Seriously folks, in battleground states like Florida and Ohio, the results might depend on:
* provisional ballots cast due to challenges on election day.
* absentee ballots trickling in over the rest of the month.
this is a good one click on "US 2004 Pres Election Flag" banner
Otherwise, you use Google's WAP/cHTML interface to screenscrape your favorite news site and turn it into something readable on your phone. Just bookmark that and you're ready to go. Also on the google front, you could sign up for news alerts and have those mailed to your phone.
Finally, you might try to look at a gambling website like http://www.tradesports.com and just bookmark the page of the 'price' of the presidency. The the closer to $1 the price reaches, the more likely that guy will win.
Michigan Indymedia does here (all fields but phone number & carrier are optional)

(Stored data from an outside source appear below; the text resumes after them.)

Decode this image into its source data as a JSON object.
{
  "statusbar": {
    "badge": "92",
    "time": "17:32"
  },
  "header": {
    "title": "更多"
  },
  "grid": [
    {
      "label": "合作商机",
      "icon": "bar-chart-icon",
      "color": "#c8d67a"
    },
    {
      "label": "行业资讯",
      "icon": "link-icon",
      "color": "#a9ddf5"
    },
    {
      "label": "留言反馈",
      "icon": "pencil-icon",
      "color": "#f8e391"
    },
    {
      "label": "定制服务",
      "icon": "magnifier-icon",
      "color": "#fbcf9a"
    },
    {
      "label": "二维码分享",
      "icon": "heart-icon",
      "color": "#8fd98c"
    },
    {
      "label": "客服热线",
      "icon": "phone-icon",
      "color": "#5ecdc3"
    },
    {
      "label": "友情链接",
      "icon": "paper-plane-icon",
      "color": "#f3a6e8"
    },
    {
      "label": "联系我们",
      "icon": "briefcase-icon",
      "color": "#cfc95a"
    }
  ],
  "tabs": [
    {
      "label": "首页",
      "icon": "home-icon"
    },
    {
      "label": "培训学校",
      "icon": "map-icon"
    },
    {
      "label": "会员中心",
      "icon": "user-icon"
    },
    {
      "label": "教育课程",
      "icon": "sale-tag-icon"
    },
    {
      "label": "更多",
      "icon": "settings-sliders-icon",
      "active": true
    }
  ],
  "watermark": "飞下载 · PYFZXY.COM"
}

There's an RSS feed at http://www.electoral-vote.com/. They say they are going to try to be real-time on Tuesday and the RSS feed is low bandwidth.
I share your frustration, but we did have our chance last month, and blew it. :(
http://www.foxnews.com/
There is an applet called "Track Your Races -- Election Tracker" toward the bottom of the main display segement - it allows you to monitor the Presidential election and up to 10 other state/congression races and/or ballot issues, it is live updated, and based on returns, not exit polls.
Set aside your preconceptions about Fox, the app is useful for what you say you want, and numbers are numbers.
Buffalo buffalo Buffalo buffalo buffalo buffalo Buffalo buffalo! http://goo.gl/J9bkO
The DCCC is sending out SMS alerts throughout the day tomorrow. You can sign up here: http://www.democraticaction.org/results/index.html
caritj.org
Two sites for you.
www.issues2000.org
www.factcheck.org
Enjoy.
Looking for an American based site for objective coverage may not be that enlightening.
To get a global perspective of the impact of the election result and overall good quality coverage, keep an eye on http://news.bbc.co.uk/. I know that in the UK there will be a "Through The Night" results program broadcast, and in the past these "News Specials" have been simultaneously broadcast via Real Player on the BBC site. No guarantees, but they do tend to do this with big news stories.
Wikipedia also has a page monitoring the progress of the 2004 US presidential election.
Note for those who left their humor detectors at home like the AC: The parent refers to a long thread yesterday, where a poster claimed that Americans would tend to do exactly the opposite of whatever the Europeans wanted in the election.
Not true at all. Absentee ballots are always counted -- or do you think that only one office is on the ballot in your district today?